By Jake Sumner

The UK’s productivity and prosperity problem cast a shadow over this week’s spring statement. Many feel the economy is just not working for them. Decade-long stagnation has resulted in the UK having one of the lowest levels of productivity in the OECD and an overall decline in wage growth, putting us 32nd out of 35 countries. There have been dramatic failures in business operation such as the recent collapse of Carillion and the job losses that accompanied it. 

Business as usual will not solve the UK’s productivity and prosperity challenges. We can no longer rely on old mantras, such as the creation of ever more flexible labour markets. We already have some of the weakest employment laws of all OECD countries and our public policy actively discourages trade unions. 

Increasing productivity by one per cent per year would add £20bn to UK output and £250 to the average annual pay packet. Evidence shows that engaged workforces are more productive, but achieving this engagement will require a renewed role for unions in workplaces. This is at the heart of ResPublica’s report, 'A New Bargain: People, Productivity and Prosperity'. The report highlights the crucial role played by unions in anchoring pay, spreading innovation, upskilling workforces and sharing the proceeds of growth. Lessons from high-performing advanced economies elsewhere in the world show a clearer pattern of employee engagement, including collective bargaining, alongside higher productivity and a fairer distribution of prosperity.

Of course, rethinking union models is not without its challenges. This is particularly the case for Conservative policy makers, who have traditionally understood unions politically as agents of industrial action affiliated to political parties rather than as economic actors. This means they have tended to respond with restrictive, rather than enabling, legislation. I witnessed this in government when, as a special adviser, a civil servant claimed engagement with unions was for political parties, not civil servants. But it must be recognised that by exercising their voice, unions have in fact highlighted key issues and achieved important changes around workplace safety, holiday entitlement, low pay and the gender pay gap.

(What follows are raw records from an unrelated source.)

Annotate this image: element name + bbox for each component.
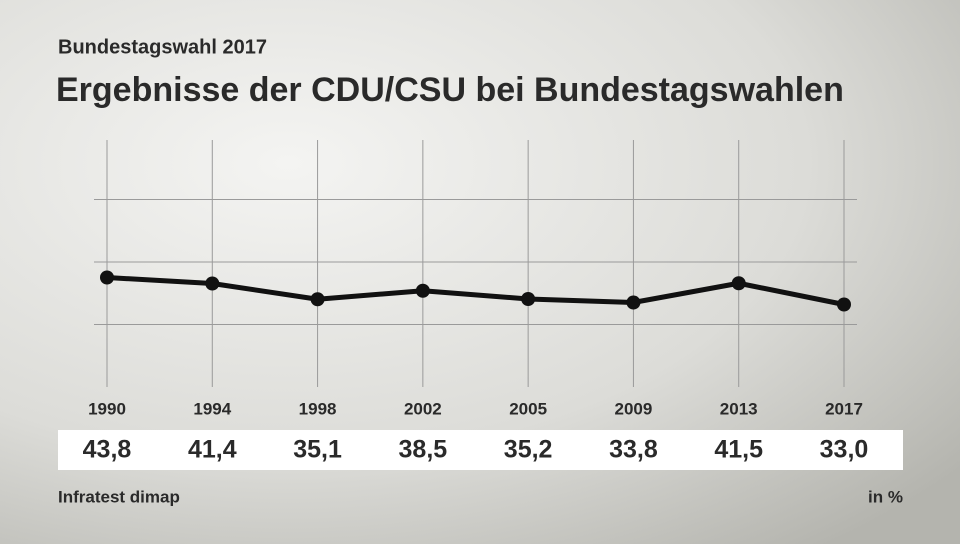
unit-note: in % [868, 487, 903, 506]
value-label: 38,5 [399, 436, 448, 464]
x-tick-label: 2017 [825, 399, 863, 418]
value-label: 41,5 [714, 436, 763, 464]
data-line [106, 275, 845, 307]
chart-supertitle: Bundestagswahl 2017 [58, 36, 267, 58]
value-label: 35,1 [293, 436, 342, 464]
data-point [521, 292, 536, 306]
value-label: 41,4 [188, 436, 237, 464]
x-tick-label: 1994 [193, 399, 231, 418]
x-tick-label: 2009 [615, 399, 653, 418]
value-label: 35,2 [504, 436, 553, 464]
data-point [626, 295, 641, 310]
data-point [731, 276, 746, 291]
x-tick-label: 2013 [720, 399, 758, 418]
value-label: 43,8 [83, 436, 132, 464]
chart-title: Ergebnisse der CDU/CSU bei Bundestagswah… [56, 71, 844, 109]
x-tick-label: 1998 [299, 399, 337, 418]
x-tick-label: 2002 [404, 399, 442, 418]
data-point [205, 276, 220, 291]
x-tick-label: 2005 [509, 399, 547, 418]
x-tick-label: 1990 [88, 399, 126, 418]
value-label-box [58, 430, 903, 470]
value-label: 33,8 [609, 436, 658, 464]
data-point [310, 292, 325, 307]
data-point [415, 283, 430, 298]
value-label: 33,0 [820, 436, 869, 464]
source: Infratest dimap [58, 487, 180, 506]
data-point [100, 270, 114, 285]
data-point [837, 297, 851, 312]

In reality, the more important focus of union activity is workplace and productivity improvement. A new approach should promote the primacy of these economic roles, to re-establish unions as a renewed voice and anchor in the economy.

We need a consensus shift and a new bargain between government, industry and employees on the nature of work and the shape of the economy. Collective approaches do exist, but they are largely determined by employers without reference to employees. As a result, the government has had to step-in to perform a collective bargaining role as the negotiator of last resort for workers on low pay. This approach is less effective and more bureaucratic than a direct conversation between the employer and the workforce. New forms of collective voice and bargaining through unions, as workplace representatives, are therefore needed at the firm level.

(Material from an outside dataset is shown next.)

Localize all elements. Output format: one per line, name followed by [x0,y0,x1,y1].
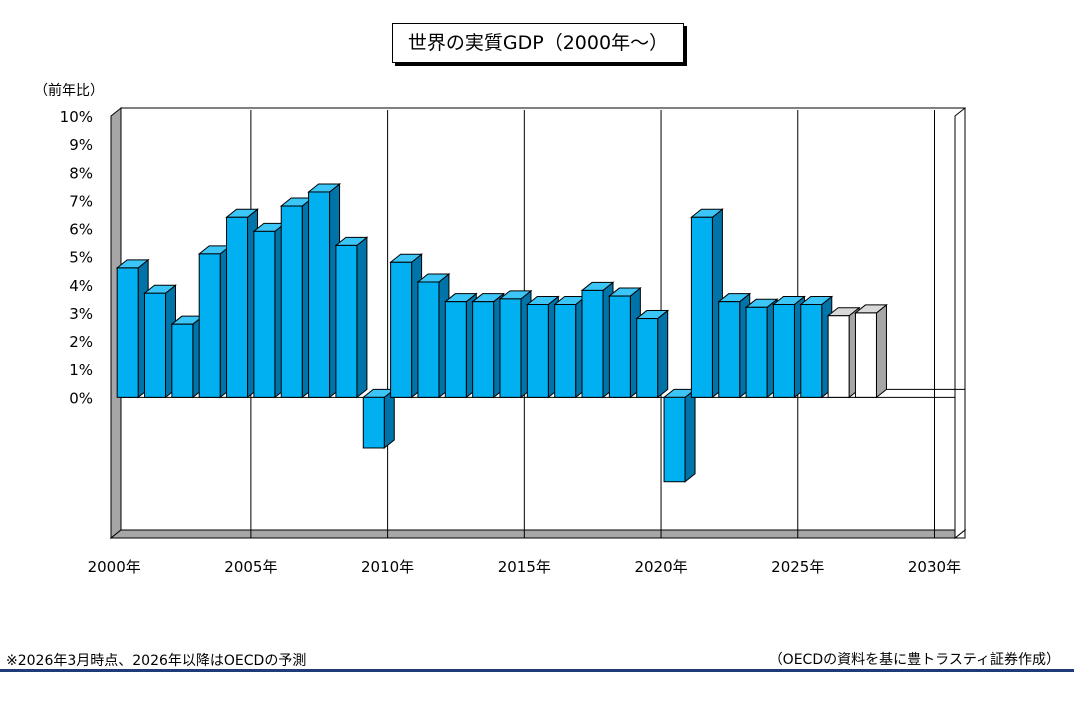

The government needs a long-term view on employee voice, just as it has on infrastructure. Through the industrial strategy the government should commit to 'employee voice deals', using the sector deals process to promote commitments by industries. This would engage employees and embed employee voice. The advocacy of the union Prospect offers an example. It organises workers in the digital, film and entertainment sectors, dominated by freelance and self-employed workers. Their role in negotiating sector-wide standards has helped raise performance, creating a level playing field for wages and providing more durable practices.

Employee ownership can drive productivity too, but our levels in the UK remain small compared to competitor countries. The report recommends delivering employee share ownership to at least ten per cent of the UK’s private sector workforce by 2025.

As part of the economic solution, there should be a ‘productivity partnership fund’ created for unions and businesses to make joint bids to support productivity gains. Unions should be supported to become 'lifelong learning banks' as an impartial voice in supporting skills development. We should celebrate businesses that have good union relations with a kitemark for good practice, helping those seeking work and businesses recruiting.

Workforces should also have new powers to be consulted on change, efficiency and fairness in a business.  As part of this, a 'red card' warning system would strengthen whistle-blowing mechanisms to prevent failures like the collapse of Carillion and BHS.

We are at a watershed moment. Union density and collective bargaining levels are now approaching a critical point. Any further reduction would be severely detrimental to union impact and make it harder to rebuild, while placing greater responsibilities on government. There is a mutual interest to address this now.

The prize is great: a stronger economy, Britain more able to compete in the world, people productivity harnessed for our service-based economy and the proceeds of growth shared.

Jake Sumner is a research associate at ResPublica and former adviser to shadow business secretaries on business, unions and enterprise.